Il flamenco arriva al Creberg
con i Los Vivancos: guarda il video

C'è chi li definisce «adrenalina allo stato puro» e chi, pur di vederli, si accontenta persino del posto in ultima fila. Una cosa è certa, Los Vivancos sono indiscutibilmente, a livello europeo, il nuovo fenomeno del flamenco moderno che è arrivato venerdì sera sul prestigioso palco del Creberg teatro.

Sette è il numero emblematico che li unisce, 7 come la loro formazione, 7 come il titolo del loro ultimo lavoro: 7 hermanos. Sì perché, come la stessa lingua spagnola fa intendere, i sette ballerini in questione non sono solo colleghi ma anche fratelli. Hanno tutti nomi biblici (Elias, Judáh, Josua, Cristo, Israel, Aarón e Josué Vivancos), età media, trent'anni, e con già nelle gambe e nei piedi più di dieci anni di ribalte internazionali. Barcellona è la loro città natale e sono tutti figli d'arte: il padre, Pedro, era anch'egli un importante danzatore di flamenco, nonché, il loro primo maestro.

In famiglia non hanno coltivato soltanto l'arte gitana ma anche la musica; abilità approfondite in seguito nelle più rinomate scuole d'arte spagnole, americane e canadesi. Los Vivancos sono, di fatto, esperti musicisti, ognuno con la propria specialità, portata in scena, domani sera a fianco della danza sensuale e vigorosa che li contraddistingue. Dei veri fenomeni, insomma, accompagnati, comunque, sul palco bergamasco da altri cinque artisti (Omar Acosta, flauto ed ewi; Angelica Leiva, voce; Franco Bianco, percussioni; Carlos Orgaz, chitarra; Adolfo Delgado, pianoforte) tutti d'impronta classico-moderna flamenca e tanghera.

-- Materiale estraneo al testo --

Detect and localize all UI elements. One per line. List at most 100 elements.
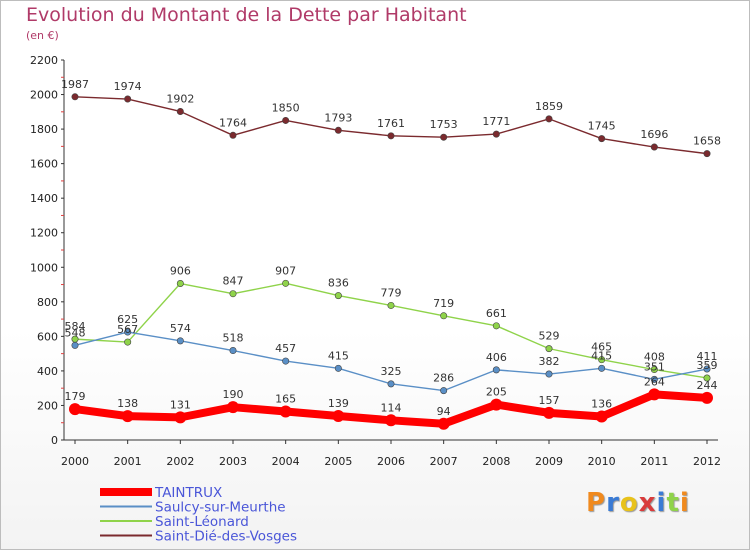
data-label: 136: [591, 398, 612, 411]
data-label: 548: [65, 326, 86, 339]
x-tick-label: 2008: [482, 455, 510, 468]
data-point: [703, 150, 711, 158]
data-point: [545, 345, 553, 353]
x-tick-label: 2004: [272, 455, 300, 468]
data-point: [229, 290, 237, 298]
data-point: [176, 337, 184, 345]
data-point: [334, 126, 342, 134]
series-lines: [69, 93, 713, 430]
data-label: 1850: [272, 101, 300, 114]
data-point: [650, 375, 658, 383]
data-point: [595, 410, 608, 423]
data-point: [227, 401, 239, 414]
data-point: [598, 364, 606, 372]
chart-title: Evolution du Montant de la Dette par Hab…: [26, 4, 467, 26]
y-tick-label: 0: [51, 434, 58, 447]
data-point: [703, 374, 711, 382]
data-point: [387, 380, 395, 388]
logo-letter: t: [666, 488, 680, 518]
data-label: 415: [591, 349, 612, 362]
data-label: 411: [697, 350, 718, 363]
legend-label: Saint-Léonard: [155, 514, 249, 530]
legend-label: TAINTRUX: [154, 485, 222, 501]
data-point: [648, 388, 661, 401]
y-tick-label: 1000: [30, 261, 58, 274]
data-label: 205: [486, 386, 507, 399]
data-label: 415: [328, 349, 349, 362]
data-label: 1745: [588, 120, 616, 133]
y-tick-label: 800: [37, 296, 58, 309]
data-label: 847: [223, 275, 244, 288]
logo-letter: o: [619, 488, 639, 518]
data-point: [334, 292, 342, 300]
logo-letter: i: [679, 488, 690, 518]
data-point: [437, 417, 450, 430]
data-point: [282, 279, 290, 287]
data-label: 264: [644, 375, 665, 388]
logo-letter: P: [586, 488, 607, 518]
data-label: 906: [170, 265, 191, 278]
data-label: 139: [328, 397, 349, 410]
y-tick-label: 2200: [30, 54, 58, 67]
data-point: [176, 280, 184, 288]
data-point: [598, 356, 606, 364]
data-point: [176, 107, 184, 115]
data-label: 518: [223, 332, 244, 345]
data-label: 574: [170, 322, 191, 335]
data-point: [282, 357, 290, 365]
data-point: [492, 322, 500, 330]
data-point: [282, 116, 290, 124]
x-tick-label: 2003: [219, 455, 247, 468]
data-point: [650, 143, 658, 151]
data-label: 719: [433, 297, 454, 310]
data-label: 1764: [219, 116, 247, 129]
logo-letter: x: [638, 488, 657, 518]
x-tick-label: 2012: [693, 455, 721, 468]
x-tick-label: 2007: [430, 455, 458, 468]
data-label: 286: [433, 372, 454, 385]
y-tick-label: 1200: [30, 227, 58, 240]
data-point: [701, 391, 713, 404]
data-label: 408: [644, 351, 665, 364]
data-point: [440, 312, 448, 320]
data-point: [440, 133, 448, 141]
data-label: 567: [117, 323, 138, 336]
data-label: 1696: [640, 128, 668, 141]
x-tick-label: 2002: [166, 455, 194, 468]
data-label: 1771: [482, 115, 510, 128]
data-point: [124, 95, 132, 103]
legend-label: Saulcy-sur-Meurthe: [155, 500, 286, 516]
data-point: [492, 366, 500, 374]
y-tick-label: 600: [37, 330, 58, 343]
data-label: 1859: [535, 100, 563, 113]
axes: [61, 59, 718, 444]
data-point: [121, 410, 134, 423]
data-label: 1753: [430, 118, 458, 131]
y-axis-ticks: 0 200 400 600 800 1000 1200 1400 1600 1800 2000 220…: [30, 54, 58, 447]
data-point: [385, 414, 397, 427]
logo-letter: r: [606, 488, 620, 518]
data-label: 529: [539, 330, 560, 343]
data-label: 779: [381, 286, 402, 299]
data-label: 94: [437, 405, 451, 418]
x-tick-label: 2006: [377, 455, 405, 468]
data-label: 625: [117, 313, 138, 326]
data-labels: 179 138 131 190 165 139 114 94 205 157 136 264 244 54…: [61, 78, 721, 418]
data-point: [490, 398, 503, 411]
y-tick-label: 400: [37, 365, 58, 378]
data-label: 382: [539, 355, 560, 368]
data-point: [650, 366, 658, 374]
y-tick-label: 1800: [30, 123, 58, 136]
data-label: 138: [117, 397, 138, 410]
y-tick-label: 1600: [30, 158, 58, 171]
y-tick-label: 200: [37, 399, 58, 412]
x-tick-label: 2000: [61, 455, 89, 468]
x-tick-label: 2010: [588, 455, 616, 468]
data-label: 359: [697, 359, 718, 372]
data-point: [332, 409, 345, 422]
data-point: [124, 338, 132, 346]
x-axis-ticks: 2000 2001 2002 2003 2004 2005 2006 2007 2008 2009…: [61, 455, 721, 468]
data-label: 457: [275, 342, 296, 355]
data-label: 465: [591, 341, 612, 354]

Le generazioni italiane più giovani non potranno fare a meno di riconoscere il ventottenne Cristo che ha partecipato alla seguitissima edizione di Amici 2007, dove già si era fatto notare per le sue doti di danzatore classico. È nello stesso anno che «Los hermanos» intraprende la sua prima tournée internazionale riscontrando subito grandi successi di pubblico e critica. Ma fiore all'occhiello del gruppo familiare resta comunque lo stile contaminato ed energico della gestualità in cui si fondono gli elementi classici del flamenco, del tango e della rumba insieme a quelli più scanzonati del rock e persino dell'hip-hop.